Osvaldo entra con un niño agarrado a cada pierna, como dos lastres.
—Gracias por su colaboración, señor Condeminas —se despide Moisés Corvo—. Y no se preocupe, que su secreto queda entre nosotros.
—¿Les puedo pedir un favor?
El maestro coge al soldado por el codo antes de que se marche.

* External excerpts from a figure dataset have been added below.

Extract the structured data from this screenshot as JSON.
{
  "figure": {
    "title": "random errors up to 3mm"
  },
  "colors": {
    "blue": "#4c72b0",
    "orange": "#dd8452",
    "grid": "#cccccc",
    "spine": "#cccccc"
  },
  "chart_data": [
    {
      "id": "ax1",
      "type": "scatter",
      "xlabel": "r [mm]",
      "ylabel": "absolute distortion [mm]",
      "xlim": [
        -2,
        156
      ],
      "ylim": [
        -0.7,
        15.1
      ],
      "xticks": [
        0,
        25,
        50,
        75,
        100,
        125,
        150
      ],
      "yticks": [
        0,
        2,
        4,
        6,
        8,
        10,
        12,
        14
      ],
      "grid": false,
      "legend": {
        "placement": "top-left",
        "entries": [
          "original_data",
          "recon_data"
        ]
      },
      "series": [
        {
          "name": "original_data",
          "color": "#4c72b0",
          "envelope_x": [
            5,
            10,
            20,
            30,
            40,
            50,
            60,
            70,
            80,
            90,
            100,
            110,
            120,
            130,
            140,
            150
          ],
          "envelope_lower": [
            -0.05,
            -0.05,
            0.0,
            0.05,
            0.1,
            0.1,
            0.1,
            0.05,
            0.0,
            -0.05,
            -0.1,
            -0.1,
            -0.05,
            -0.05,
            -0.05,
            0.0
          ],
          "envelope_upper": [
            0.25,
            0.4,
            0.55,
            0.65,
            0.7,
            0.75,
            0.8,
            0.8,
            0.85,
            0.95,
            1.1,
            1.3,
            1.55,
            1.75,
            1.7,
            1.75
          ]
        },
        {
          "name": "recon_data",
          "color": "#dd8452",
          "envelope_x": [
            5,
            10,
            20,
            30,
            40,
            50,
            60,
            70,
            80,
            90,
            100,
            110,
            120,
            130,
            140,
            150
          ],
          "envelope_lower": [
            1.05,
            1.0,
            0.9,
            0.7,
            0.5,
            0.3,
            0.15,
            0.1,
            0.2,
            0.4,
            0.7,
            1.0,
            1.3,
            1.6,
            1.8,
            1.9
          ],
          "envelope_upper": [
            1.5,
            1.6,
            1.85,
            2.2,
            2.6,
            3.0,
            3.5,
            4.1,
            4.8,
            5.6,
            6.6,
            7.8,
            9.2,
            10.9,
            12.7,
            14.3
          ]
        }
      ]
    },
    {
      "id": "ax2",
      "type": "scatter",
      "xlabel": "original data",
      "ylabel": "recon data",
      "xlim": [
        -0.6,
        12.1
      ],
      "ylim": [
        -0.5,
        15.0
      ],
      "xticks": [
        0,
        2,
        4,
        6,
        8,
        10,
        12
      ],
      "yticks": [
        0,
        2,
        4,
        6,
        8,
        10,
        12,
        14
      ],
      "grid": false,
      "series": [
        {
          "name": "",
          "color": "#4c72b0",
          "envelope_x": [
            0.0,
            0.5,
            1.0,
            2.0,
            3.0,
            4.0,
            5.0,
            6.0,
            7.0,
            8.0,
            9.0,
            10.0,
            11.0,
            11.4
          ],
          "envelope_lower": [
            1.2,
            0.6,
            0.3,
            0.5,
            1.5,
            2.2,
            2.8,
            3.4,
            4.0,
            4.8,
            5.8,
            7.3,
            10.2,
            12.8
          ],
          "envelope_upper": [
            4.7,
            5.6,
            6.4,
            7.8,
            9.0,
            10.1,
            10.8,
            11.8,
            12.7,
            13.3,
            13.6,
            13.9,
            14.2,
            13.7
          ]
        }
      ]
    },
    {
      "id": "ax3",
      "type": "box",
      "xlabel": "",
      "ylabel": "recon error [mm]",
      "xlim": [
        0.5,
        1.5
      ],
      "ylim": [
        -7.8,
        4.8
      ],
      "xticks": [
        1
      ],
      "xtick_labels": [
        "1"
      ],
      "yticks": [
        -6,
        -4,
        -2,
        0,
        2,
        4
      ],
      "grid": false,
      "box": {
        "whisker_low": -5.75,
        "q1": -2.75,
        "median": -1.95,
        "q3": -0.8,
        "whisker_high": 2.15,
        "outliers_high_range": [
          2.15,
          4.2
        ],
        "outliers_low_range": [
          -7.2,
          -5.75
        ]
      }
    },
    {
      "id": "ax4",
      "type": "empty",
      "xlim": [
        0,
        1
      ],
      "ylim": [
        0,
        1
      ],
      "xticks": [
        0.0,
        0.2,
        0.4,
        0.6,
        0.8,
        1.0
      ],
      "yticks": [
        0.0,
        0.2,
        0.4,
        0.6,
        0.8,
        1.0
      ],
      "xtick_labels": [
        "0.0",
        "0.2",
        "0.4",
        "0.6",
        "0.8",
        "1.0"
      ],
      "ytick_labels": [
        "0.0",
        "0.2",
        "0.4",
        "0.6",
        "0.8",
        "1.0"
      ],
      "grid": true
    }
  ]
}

Los alumnos están alborotando por toda la clase.
—¿Qué?
—Si alguna vez se llegan a cruzar con los suecos… Uno de ellos se llama Larsson. Rómpanle la cara de mi parte.
—¿Y lo de comportarse como un hombre civilizado?
El maestro muestra una sonrisa maliciosa.
—No hay ninguna civilización que no se haya manchado de sangre las manos alguna vez.